The transmitter initiates the transmission by sending a start bit which advises the receiver that a packet is about to be sent. After the data frame has been sent, an optional error check (parity bit) may be sent. The transmitter will then send a stop bit indicating end of transmission. If there is more data to be sent then the process will be repeated.
Serial communication:
- Requires fewer wires
- Has simpler hardware
- Lower implementation cost
- Is the preferred solution for telecommunication networks
Serial communication disadvantages include:
- Can be much slower than parallel transmissions
- Extra control bits (non-data) need to be transmitted
- Higher processing overheads
Microcontrollers with their limited numbers of external GPIO pins almost exclusively communicate with their peripherals via a serial protocol. In cases where the nature of the external device dictates that parallel communication must be used the peripheral will often have an onboard controller chip that converts parallel data streams to serial streams and vice versa.

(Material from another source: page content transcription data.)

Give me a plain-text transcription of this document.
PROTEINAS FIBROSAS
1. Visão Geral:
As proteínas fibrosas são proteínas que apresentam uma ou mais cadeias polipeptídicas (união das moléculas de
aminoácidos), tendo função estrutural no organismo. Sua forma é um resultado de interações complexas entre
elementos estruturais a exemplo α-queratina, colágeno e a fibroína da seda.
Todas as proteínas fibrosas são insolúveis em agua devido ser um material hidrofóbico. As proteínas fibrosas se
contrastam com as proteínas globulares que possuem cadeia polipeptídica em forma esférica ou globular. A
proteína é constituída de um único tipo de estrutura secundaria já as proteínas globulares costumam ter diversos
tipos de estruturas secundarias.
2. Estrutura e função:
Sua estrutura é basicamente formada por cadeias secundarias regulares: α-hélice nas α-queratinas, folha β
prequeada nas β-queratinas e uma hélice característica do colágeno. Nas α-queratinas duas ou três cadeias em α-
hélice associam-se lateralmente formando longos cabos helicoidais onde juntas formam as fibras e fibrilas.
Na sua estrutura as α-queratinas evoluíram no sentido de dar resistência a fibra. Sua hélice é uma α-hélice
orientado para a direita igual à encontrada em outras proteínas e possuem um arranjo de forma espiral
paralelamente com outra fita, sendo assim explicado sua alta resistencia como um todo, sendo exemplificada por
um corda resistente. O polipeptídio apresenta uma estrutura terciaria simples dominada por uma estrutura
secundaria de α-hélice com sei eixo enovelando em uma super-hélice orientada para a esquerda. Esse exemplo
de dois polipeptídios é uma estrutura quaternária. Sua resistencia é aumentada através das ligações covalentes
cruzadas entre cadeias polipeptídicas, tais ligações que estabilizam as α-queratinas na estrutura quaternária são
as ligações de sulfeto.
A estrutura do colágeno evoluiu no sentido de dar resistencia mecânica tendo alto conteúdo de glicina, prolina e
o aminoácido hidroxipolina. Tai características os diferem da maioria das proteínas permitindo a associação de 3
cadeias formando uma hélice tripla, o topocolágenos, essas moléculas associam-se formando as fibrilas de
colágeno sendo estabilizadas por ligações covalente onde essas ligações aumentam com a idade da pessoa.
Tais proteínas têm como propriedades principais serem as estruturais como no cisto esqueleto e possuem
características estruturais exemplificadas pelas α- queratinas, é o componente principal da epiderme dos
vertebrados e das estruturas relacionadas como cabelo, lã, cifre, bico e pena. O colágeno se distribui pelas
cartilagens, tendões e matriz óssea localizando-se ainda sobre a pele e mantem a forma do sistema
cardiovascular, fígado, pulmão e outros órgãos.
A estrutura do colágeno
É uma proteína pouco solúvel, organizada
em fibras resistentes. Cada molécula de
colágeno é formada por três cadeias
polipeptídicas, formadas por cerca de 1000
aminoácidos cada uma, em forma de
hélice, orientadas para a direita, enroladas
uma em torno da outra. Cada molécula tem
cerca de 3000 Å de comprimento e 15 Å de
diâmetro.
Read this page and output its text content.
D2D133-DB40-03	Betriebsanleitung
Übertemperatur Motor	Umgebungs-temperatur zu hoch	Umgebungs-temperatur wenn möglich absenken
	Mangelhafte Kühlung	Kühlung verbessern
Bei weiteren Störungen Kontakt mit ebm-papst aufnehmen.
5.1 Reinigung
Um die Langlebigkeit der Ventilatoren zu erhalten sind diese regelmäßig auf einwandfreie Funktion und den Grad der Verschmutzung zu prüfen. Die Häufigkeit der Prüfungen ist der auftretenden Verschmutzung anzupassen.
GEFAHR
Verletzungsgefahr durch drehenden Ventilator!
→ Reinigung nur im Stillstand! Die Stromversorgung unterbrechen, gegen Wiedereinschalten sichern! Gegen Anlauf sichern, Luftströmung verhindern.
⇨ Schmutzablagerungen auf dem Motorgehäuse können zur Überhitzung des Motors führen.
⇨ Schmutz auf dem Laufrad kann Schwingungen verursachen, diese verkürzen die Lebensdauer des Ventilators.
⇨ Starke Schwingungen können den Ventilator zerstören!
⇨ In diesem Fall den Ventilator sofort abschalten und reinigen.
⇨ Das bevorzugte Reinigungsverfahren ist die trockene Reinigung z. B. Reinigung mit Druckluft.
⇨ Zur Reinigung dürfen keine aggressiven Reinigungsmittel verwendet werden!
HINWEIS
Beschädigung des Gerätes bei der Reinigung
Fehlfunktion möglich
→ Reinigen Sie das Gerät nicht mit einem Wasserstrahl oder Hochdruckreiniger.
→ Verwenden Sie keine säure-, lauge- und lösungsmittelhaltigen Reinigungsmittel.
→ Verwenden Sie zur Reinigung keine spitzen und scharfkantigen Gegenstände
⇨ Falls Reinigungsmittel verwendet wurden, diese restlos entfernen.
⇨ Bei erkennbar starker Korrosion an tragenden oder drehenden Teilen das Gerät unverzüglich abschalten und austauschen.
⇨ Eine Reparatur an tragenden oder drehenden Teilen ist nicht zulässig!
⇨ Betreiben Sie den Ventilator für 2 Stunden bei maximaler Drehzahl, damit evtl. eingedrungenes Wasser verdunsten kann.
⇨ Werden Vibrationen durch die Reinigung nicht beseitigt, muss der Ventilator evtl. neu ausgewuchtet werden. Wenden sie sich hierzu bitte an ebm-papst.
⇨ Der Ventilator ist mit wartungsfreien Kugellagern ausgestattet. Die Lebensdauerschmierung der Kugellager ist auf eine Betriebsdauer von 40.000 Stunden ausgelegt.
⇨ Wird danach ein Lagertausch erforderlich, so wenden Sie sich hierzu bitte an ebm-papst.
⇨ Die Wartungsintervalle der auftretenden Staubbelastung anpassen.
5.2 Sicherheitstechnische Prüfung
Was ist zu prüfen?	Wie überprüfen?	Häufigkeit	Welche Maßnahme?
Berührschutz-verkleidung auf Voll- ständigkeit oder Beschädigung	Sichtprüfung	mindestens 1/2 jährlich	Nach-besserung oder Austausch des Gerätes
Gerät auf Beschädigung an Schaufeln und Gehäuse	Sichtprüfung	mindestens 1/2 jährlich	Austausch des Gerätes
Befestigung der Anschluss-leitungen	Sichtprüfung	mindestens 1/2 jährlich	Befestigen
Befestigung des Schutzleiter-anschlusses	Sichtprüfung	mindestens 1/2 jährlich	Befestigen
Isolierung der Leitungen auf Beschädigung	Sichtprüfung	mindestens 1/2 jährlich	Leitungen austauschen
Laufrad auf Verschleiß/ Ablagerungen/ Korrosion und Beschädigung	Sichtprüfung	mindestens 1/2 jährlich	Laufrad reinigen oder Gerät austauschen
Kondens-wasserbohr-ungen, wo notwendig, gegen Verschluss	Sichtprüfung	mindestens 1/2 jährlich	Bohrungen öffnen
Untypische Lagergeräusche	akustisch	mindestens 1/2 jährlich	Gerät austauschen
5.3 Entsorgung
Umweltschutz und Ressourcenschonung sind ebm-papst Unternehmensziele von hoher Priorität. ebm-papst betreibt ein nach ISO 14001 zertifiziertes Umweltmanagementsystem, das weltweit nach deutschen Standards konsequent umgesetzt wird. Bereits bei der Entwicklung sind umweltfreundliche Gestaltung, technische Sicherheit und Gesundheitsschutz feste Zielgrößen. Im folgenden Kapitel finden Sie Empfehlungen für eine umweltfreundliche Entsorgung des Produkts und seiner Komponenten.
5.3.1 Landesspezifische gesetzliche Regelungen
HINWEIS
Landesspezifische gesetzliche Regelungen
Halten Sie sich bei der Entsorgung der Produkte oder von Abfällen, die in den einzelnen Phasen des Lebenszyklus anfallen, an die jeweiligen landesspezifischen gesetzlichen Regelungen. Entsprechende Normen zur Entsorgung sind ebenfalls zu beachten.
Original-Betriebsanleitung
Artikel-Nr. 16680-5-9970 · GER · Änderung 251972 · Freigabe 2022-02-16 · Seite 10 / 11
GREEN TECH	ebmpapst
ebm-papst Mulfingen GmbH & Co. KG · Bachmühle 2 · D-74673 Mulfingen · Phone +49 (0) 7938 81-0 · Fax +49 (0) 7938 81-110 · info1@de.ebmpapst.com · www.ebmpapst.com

Good examples are display devices (e.g. 7-segment LED and LCD1602 displays) where the microcontroller is able to write screen data with a serial protocol to screens requiring a parallel data stream via an onboard controller chip on the display.
The microbit module provides access to three popular serial hardware/protocol industry standards: UART, I2C and SPI.
The above discussion on serial transmission specifically describes UART in basic terms. Meanwhile I2C and SPI also transmit their data bits in a serial sequence they have different start/stop and timing mechanisms.
UART is an asynchronous serial protocol where each connected device must maintain their own clock and transmission can be initiated by either device at anytime.
SPI and I2C are synchronous serial protocols where one device provides the clock signals and initiates transmission.